Other TBI Issues
 

Research on outcomes of TBI is only one component of a broader effort to improve the lives of children with TBI. Meeting participants also noted the need for improved education and awareness of TBI as a public health problem and the need for more CDC research. To address those needs, participants offered the following suggestions:

 

 

Education and Awareness


In the TBI Act Reauthorization of 2000, CDC has been given expanded authorization for an education and awareness campaign. The campaign should consider:

Increasing overall public awareness

  • A recent Harris poll, commissioned by the Brain Injury Association, revealed that the American public greatly underestimates the magnitude and importance of TBI (www.biausa.org/harrispollresults.htm. Accessed January 24, 2001).

  • All educational efforts should strive to use standard terminology to increase understanding and improve communication about TBI.

Raising awareness in the medical and TBI communities

  • The campaign should educate the medical and TBI communities that so-called "mild" TBI can result in serious, long-term deficits. A relatively large number of children have problems after mild TBI.

  • A group of neuropsychologists, now at the University of Pittsburgh, has developed a computer-based sports sideline screening for symptoms of concussion. The National Football League (NFL) first used the screening, and now some college and high school sports use it, which has generated a lot of attention from parents.

Increasing the awareness of parents and caregivers

  • Parents and caregivers also need to better understand what they can expect after a child has a TBI, especially a less severe TBI.

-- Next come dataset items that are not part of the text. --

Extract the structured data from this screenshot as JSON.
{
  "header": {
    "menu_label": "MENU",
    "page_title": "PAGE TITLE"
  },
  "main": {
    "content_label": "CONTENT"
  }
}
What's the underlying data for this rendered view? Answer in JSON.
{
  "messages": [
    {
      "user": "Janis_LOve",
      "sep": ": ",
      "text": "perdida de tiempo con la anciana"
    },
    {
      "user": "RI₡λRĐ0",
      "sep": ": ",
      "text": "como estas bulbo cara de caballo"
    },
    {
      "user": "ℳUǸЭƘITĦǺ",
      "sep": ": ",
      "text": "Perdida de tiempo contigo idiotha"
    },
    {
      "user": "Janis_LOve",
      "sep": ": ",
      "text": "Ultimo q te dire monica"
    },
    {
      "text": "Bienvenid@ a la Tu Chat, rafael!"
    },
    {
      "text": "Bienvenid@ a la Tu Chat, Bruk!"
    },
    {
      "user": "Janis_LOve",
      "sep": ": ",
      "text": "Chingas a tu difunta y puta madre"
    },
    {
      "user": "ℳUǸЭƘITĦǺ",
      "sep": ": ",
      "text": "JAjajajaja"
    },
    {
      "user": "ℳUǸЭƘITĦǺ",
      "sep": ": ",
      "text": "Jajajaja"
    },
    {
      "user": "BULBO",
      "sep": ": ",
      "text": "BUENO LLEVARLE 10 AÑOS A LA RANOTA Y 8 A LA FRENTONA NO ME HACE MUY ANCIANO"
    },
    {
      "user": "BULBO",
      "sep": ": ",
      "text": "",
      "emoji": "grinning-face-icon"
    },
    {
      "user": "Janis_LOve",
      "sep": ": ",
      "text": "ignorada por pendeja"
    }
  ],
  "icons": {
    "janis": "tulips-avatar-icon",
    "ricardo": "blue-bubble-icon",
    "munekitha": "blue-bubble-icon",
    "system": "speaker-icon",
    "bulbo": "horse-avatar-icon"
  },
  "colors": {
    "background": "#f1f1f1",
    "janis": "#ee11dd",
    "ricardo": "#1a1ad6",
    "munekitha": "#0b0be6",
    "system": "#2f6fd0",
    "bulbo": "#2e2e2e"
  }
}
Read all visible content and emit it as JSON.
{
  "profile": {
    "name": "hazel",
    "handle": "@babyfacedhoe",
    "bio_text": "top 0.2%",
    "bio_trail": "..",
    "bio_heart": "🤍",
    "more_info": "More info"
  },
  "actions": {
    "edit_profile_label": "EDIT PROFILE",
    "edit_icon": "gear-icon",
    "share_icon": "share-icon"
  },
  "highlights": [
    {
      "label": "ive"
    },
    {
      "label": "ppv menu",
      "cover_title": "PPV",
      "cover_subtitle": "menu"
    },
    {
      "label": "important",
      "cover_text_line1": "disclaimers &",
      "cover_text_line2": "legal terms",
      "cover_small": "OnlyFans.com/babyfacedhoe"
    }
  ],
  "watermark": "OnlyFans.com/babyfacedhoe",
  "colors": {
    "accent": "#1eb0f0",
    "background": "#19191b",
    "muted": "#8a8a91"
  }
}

  • Cultural sensitivity is critical.

  • Efforts to develop materials that increase awareness should begin with focus groups to understand children's and families' perspectives and the language that is meaningful to them.

  • Educational efforts should be sensitive to the different information needs of parents of children whose disability resulted from a sudden change (i.e., TBI) and of parents of children with developmental disability. An education campaign should try to ensure that the information about possible outcomes of TBI in children does not result in negative self-fulfilling prophecies. For example, children with mild-to-moderate TBI may have cognitive deficits, but they are still capable of learning.

 

Dissemination

CDC should distribute educational materials as widely as possible, including through the HRSA Maternal and Child Health Bureau Clearinghouse, which distributes a wide range of materials on children’s health.

CDC Research Efforts

Meeting participants offered the following additional suggestions for steps the CDC should take to improve knowledge about TBI outcomes in children.

  • Continue to collect data while ensuring more widespread dissemination.

CDC should continue to increase awareness of the TBI problem by collecting and sharing data about the incidence and prevalence of TBI and TBI-related disability. Information should be in a form that can be distributed by health professionals to people with TBI and their families. For example, CDC should publish more brochures like the concussion brochure (Facts about Concussion and Brain Injury, Accessed January 24, 2001).

  • Support, promote and conduct additional research.

CDC should make its surveillance data sets more widely and readily available to other researchers and professionals, including via the Internet.

CDC needs to identify research gaps and issue requests for proposals (RFPs) to address those gaps. Future CDC studies should document:

    • the disproportionately low funding for TBI compared with the burden of TBI

    • poor coverage of services by insurance companies

    • the percentage of children with TBI receiving services and the percentage not receiving them

    • the need for appropriate educational programming for children and youth with TBI.